Меньше всего в деле повторной христианизации России можно положиться на государство. Не в силу его порочности – у государства другие задачи. Невелика наша вера и в то, что таковую роль смогут сыграть официальные церковные структуры (в отличие от рядовых священников). Пока что церковь ставит своей целью не духовное пробуждение родины, а сохранение статуса привилегированной организации, гибрида, одна нога которого находится в эпохе позднеимперской, а другая – позднекоммунистической.
Однако такое положение не может длиться вечно – новые люди придут, и в церковь, и в мир. В том случае, если российское общество окажется жизнеспособно, оно найдет себе достойных наставников. Не водителей, не знаменосцев – именно наставников. Учителей, а не изрекателей истин. Быть может, этот духовный поворот уже свершается ныне, ведь ему не нужны трибуны, площади и телекамеры. Настоящий подвиг происходит в тишине, незаметно ни для кого, кроме потомков.

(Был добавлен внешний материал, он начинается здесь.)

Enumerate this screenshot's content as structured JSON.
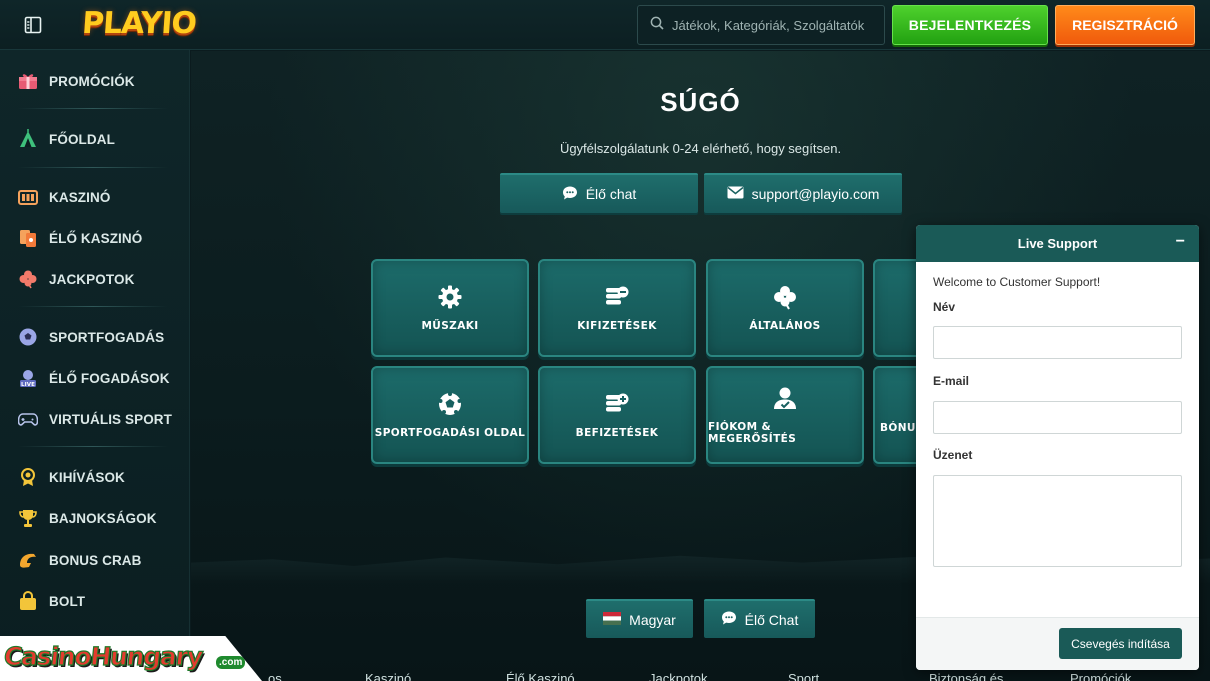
{
  "header": {
    "logo_text": "PLAYIO",
    "search_placeholder": "Játékok, Kategóriák, Szolgáltatók",
    "login_label": "BEJELENTKEZÉS",
    "register_label": "REGISZTRÁCIÓ"
  },
  "sidebar": {
    "items": [
      {
        "label": "PROMÓCIÓK",
        "icon": "gift-icon"
      },
      {
        "label": "FŐOLDAL",
        "icon": "tent-icon"
      },
      {
        "label": "KASZINÓ",
        "icon": "slot-machine-icon"
      },
      {
        "label": "ÉLŐ KASZINÓ",
        "icon": "cards-icon"
      },
      {
        "label": "JACKPOTOK",
        "icon": "clover-icon"
      },
      {
        "label": "SPORTFOGADÁS",
        "icon": "football-icon"
      },
      {
        "label": "ÉLŐ FOGADÁSOK",
        "icon": "live-icon"
      },
      {
        "label": "VIRTUÁLIS SPORT",
        "icon": "gamepad-icon"
      },
      {
        "label": "KIHÍVÁSOK",
        "icon": "medal-icon"
      },
      {
        "label": "BAJNOKSÁGOK",
        "icon": "trophy-icon"
      },
      {
        "label": "BONUS CRAB",
        "icon": "claw-icon"
      },
      {
        "label": "BOLT",
        "icon": "shopping-bag-icon"
      }
    ]
  },
  "main": {
    "title": "SÚGÓ",
    "subtitle": "Ügyfélszolgálatunk 0-24 elérhető, hogy segítsen.",
    "chat_button": "Élő chat",
    "email_button": "support@playio.com",
    "tiles": [
      {
        "label": "MŰSZAKI",
        "icon": "gear-icon"
      },
      {
        "label": "KIFIZETÉSEK",
        "icon": "coins-minus-icon"
      },
      {
        "label": "ÁLTALÁNOS",
        "icon": "clover-icon"
      },
      {
        "label": "",
        "icon": ""
      },
      {
        "label": "SPORTFOGADÁSI OLDAL",
        "icon": "football-icon"
      },
      {
        "label": "BEFIZETÉSEK",
        "icon": "coins-plus-icon"
      },
      {
        "label": "FIÓKOM & MEGERŐSÍTÉS",
        "icon": "user-check-icon"
      },
      {
        "label": "BÓNUS",
        "icon": ""
      }
    ]
  },
  "footer": {
    "language_button": "Magyar",
    "live_chat_button": "Élő Chat",
    "links": [
      "…os",
      "Kaszinó",
      "Élő Kaszinó",
      "Jackpotok",
      "Sport",
      "Biztonság és",
      "Promóciók"
    ]
  },
  "watermark": {
    "text": "CasinoHungary",
    "suffix": ".com"
  },
  "live_support": {
    "title": "Live Support",
    "minimize": "−",
    "welcome": "Welcome to Customer Support!",
    "name_label": "Név",
    "email_label": "E-mail",
    "message_label": "Üzenet",
    "start_button": "Csevegés indítása"
  },
  "colors": {
    "teal": "#1a5a57",
    "green": "#22a111",
    "orange": "#f05a0c",
    "gold": "#ffcc1f"
  }
}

На дороге цивилизации другого пути не существует. Не сработают ни механическое заимствование достижений соседей, ни, тем более, их отторжение. Русский человек может цивилизоваться лишь в индивидуальном порядке. Пусть не каждый сможет шаг за шагом пройти с помощью Священного Писания всю духовную историю человечества. Пусть разным людям окажется близок иной аспект возвращаемой им культуры – религиозный, богословский, исторический, литературный. В познании христианства – множество ступеней, и любая из них лучше варварства.
Пусть, как и в X в., люди христианской культуры являются в России меньшинством. Однако это не значит, что можно устраниться от необходимости совершить второе крещение своей родины. Пусть на этом пути подвижников будут ждать, по меньшей мере, насмешки и непонимание, но возможно, что это то самое добровольное страдание, не содержащее ни единого грана прелести и желания славы, которое даже петровский указ не дерзнул запретить.